Effect of andecaliximab (anti-MMP9) on proteolysis of IL-7 in vitro, TCR diversity in mice, and serum IL-7 in gastric cancer patients in combination with chemotherapy.

Abstract

101 Background: Andecaliximab (andeca) is a monoclonal antibody that selectively inhibits matrix metalloproteinase 9 (MMP9).

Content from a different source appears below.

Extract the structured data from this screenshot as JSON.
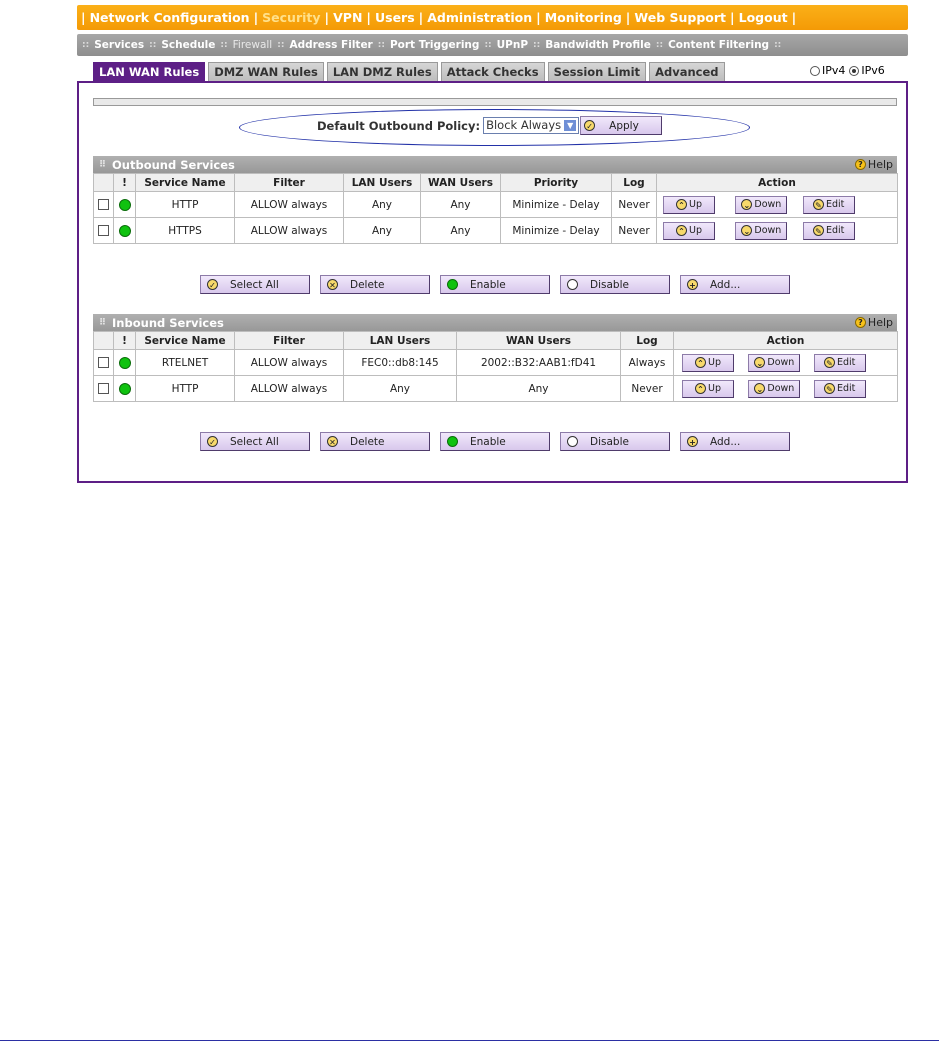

IL-7 selectively enhances the proliferation and survival of naïve, memory, and effector T-cells (but not regulatory T-cells) in the periphery. Previous clinical trials with systemic recombinant IL-7 therapy increased TCR diversity. In the disease setting, elevated circulating IL-7 may be due to a compensatory increase in IL-7 production as demonstrated in mice upon inhibition of IL-7 signaling. Methods: An in vitro screen, in which recombinant active human MMP9 was incubated with > 140 human recombinant folded proteins, identified IL-7 as the most efficient substrate of MMP9. Results: IL-7 proteolysis occurred between A128:L129. IL-7 proteolysis altered the global protein structure, evidenced by a loss of cooperative unfolding observed with intact IL-7 (intrinsic fluorescence, Tm = 59.3o C). Mouse MMP9 proteolyzed mouse IL-7 in vitro. In the orthotopic syngeneic NeuT mouse model, MMP9 inhibition reduced tumor growth (p = 0.0005). In a 7-day NeuT study, anti-MMP9 alone improved TCR diversity (decreased clonality) within tumor-infiltrating T-cells (Dunnett’s p = 0.0083). Further, anti-MMP9 and anti-PDL1 co-treatment promoted an increase in CD3+ cells (p = 0.01), CD4+ T cells (p = 0.006), and CD8+ T cells (p = 0.013) concomitant with a decrease in tumor-associated CD25+ FoxP3+ regulatory T cells (p = 0.04) in the tumor. In gastric cancer patient serum, pro-MMP9 (p < 0.0001), active MMP9 (p < 0.0001), and IL-7 (p < 0.0001) were higher than healthy controls. Serum IL-7 levels were normalized upon treatment with andeca plus mFOLFOX6 (N = 40; FDR-corrected p < 0.001) in a Phase I gastric cancer study. Conclusions: MMP9 proteolyzed IL-7 in vitro. Specific MMP9 inhibition in a mouse tumor model improved TCR diversity. Andeca +mFOLFOX6 therapy normalized serum IL-7 levels, which could be due to andeca, chemotherapy, or disease resolution. The functional implications of IL-7 proteolysis by MMP9 in gastric cancer are currently under investigation.